The strike gained momentum as factories in the city were unable to operate due to lack of electricity. As negotiations neared completion, the strikers made new demands, such as artificial exchange rate controls by the government in order to prop up the value of the Sucre. By 13 November, the strike had grown into a citywide general strike.

===Massacre===
On 15 November, the government came to an agreement with union leaders on the exchange rate. That same day, a crowd of 20,000 people—the largest demonstration of the strike yet—assembled in downtown Guayaquil. Upon hearing that two labor leaders who had been jailed were to be released, the crowd marched to the police station. When the demonstrators arrived at the police station, soldiers began firing into the crowd.

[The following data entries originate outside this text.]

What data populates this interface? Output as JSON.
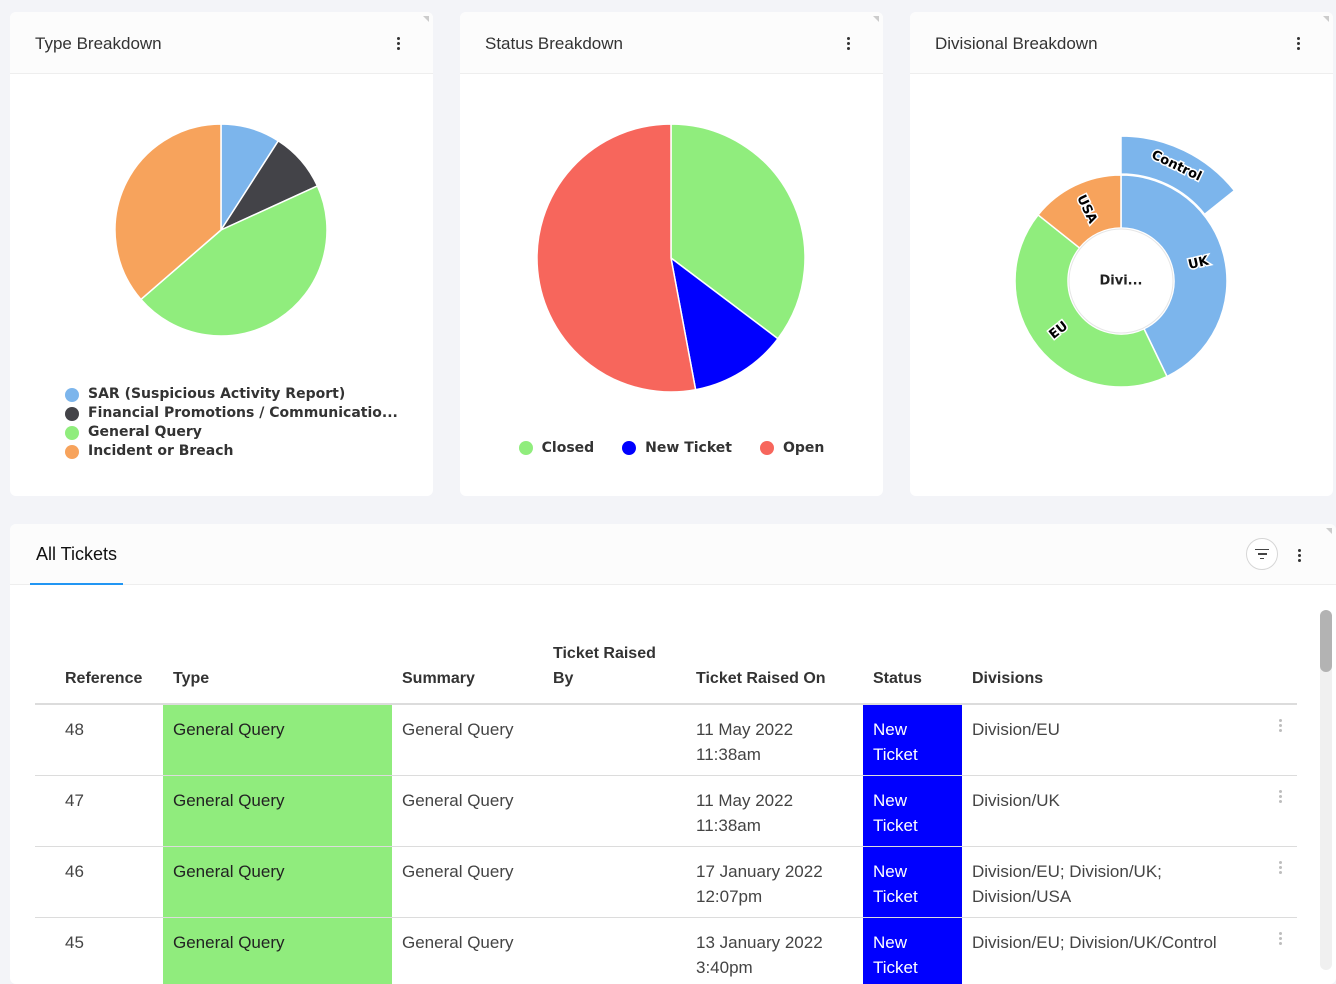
{
  "widgets": {
    "type_breakdown": {
      "title": "Type Breakdown"
    },
    "status_breakdown": {
      "title": "Status Breakdown"
    },
    "divisional_breakdown": {
      "title": "Divisional Breakdown"
    }
  },
  "chart_data": [
    {
      "type": "pie",
      "title": "Type Breakdown",
      "categories": [
        "SAR (Suspicious Activity Report)",
        "Financial Promotions / Communicatio...",
        "General Query",
        "Incident or Breach"
      ],
      "values": [
        1,
        1,
        5,
        4
      ],
      "colors": [
        "#7cb5ec",
        "#434348",
        "#90ed7d",
        "#f7a35c"
      ],
      "legend": "bottom-left"
    },
    {
      "type": "pie",
      "title": "Status Breakdown",
      "categories": [
        "Closed",
        "New Ticket",
        "Open"
      ],
      "values": [
        6,
        2,
        9
      ],
      "colors": [
        "#90ed7d",
        "#0000ff",
        "#f7665c"
      ],
      "legend": "bottom"
    },
    {
      "type": "sunburst",
      "title": "Divisional Breakdown",
      "center_label": "Divi...",
      "series": [
        {
          "name": "UK",
          "value": 3,
          "color": "#7cb5ec",
          "children": [
            {
              "name": "Control",
              "value": 1,
              "color": "#7cb5ec"
            }
          ]
        },
        {
          "name": "EU",
          "value": 3,
          "color": "#90ed7d",
          "children": []
        },
        {
          "name": "USA",
          "value": 1,
          "color": "#f7a35c",
          "children": []
        }
      ]
    }
  ],
  "tickets": {
    "tab_label": "All Tickets",
    "columns": [
      "Reference",
      "Type",
      "Summary",
      "Ticket Raised By",
      "Ticket Raised On",
      "Status",
      "Divisions"
    ],
    "rows": [
      {
        "reference": "48",
        "type": "General Query",
        "summary": "General Query",
        "raised_by": "",
        "raised_on_date": "11 May 2022",
        "raised_on_time": "11:38am",
        "status_l1": "New",
        "status_l2": "Ticket",
        "divisions": "Division/EU"
      },
      {
        "reference": "47",
        "type": "General Query",
        "summary": "General Query",
        "raised_by": "",
        "raised_on_date": "11 May 2022",
        "raised_on_time": "11:38am",
        "status_l1": "New",
        "status_l2": "Ticket",
        "divisions": "Division/UK"
      },
      {
        "reference": "46",
        "type": "General Query",
        "summary": "General Query",
        "raised_by": "",
        "raised_on_date": "17 January 2022",
        "raised_on_time": "12:07pm",
        "status_l1": "New",
        "status_l2": "Ticket",
        "divisions": "Division/EU; Division/UK; Division/USA"
      },
      {
        "reference": "45",
        "type": "General Query",
        "summary": "General Query",
        "raised_by": "",
        "raised_on_date": "13 January 2022",
        "raised_on_time": "3:40pm",
        "status_l1": "New",
        "status_l2": "Ticket",
        "divisions": "Division/EU; Division/UK/Control"
      }
    ]
  },
  "colors": {
    "accent": "#2196f3",
    "type_general_query": "#90ec7d",
    "status_new_ticket": "#0000ff"
  }
}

The crowd began to flee, and were pursued by the troops. Many of the demonstrators were shot to death or stabbed by bayonets. Order was restored at around 6 pm. At least 300 people had been killed, although the precise number is unknown. No soldiers or police were killed, although several were injured.

==Aftermath==
The general strike ended shortly after the massacre of 15 November. The following day, president Tamayo signaled that he would sign the exchange rate moratorium that had been demanded by the strikers. Most workers returned to their jobs, but the trolley workers continued their strike. On 21 November, the trolley worker strike was finally resolved, with the trolley workers receiving pay raises, shorter hours, and other demands. However, the trolley company would also increase fares. Sofia Espin proposed in 2021 in the National Assembly that 15 November should be set aside as a day to remember the massacre.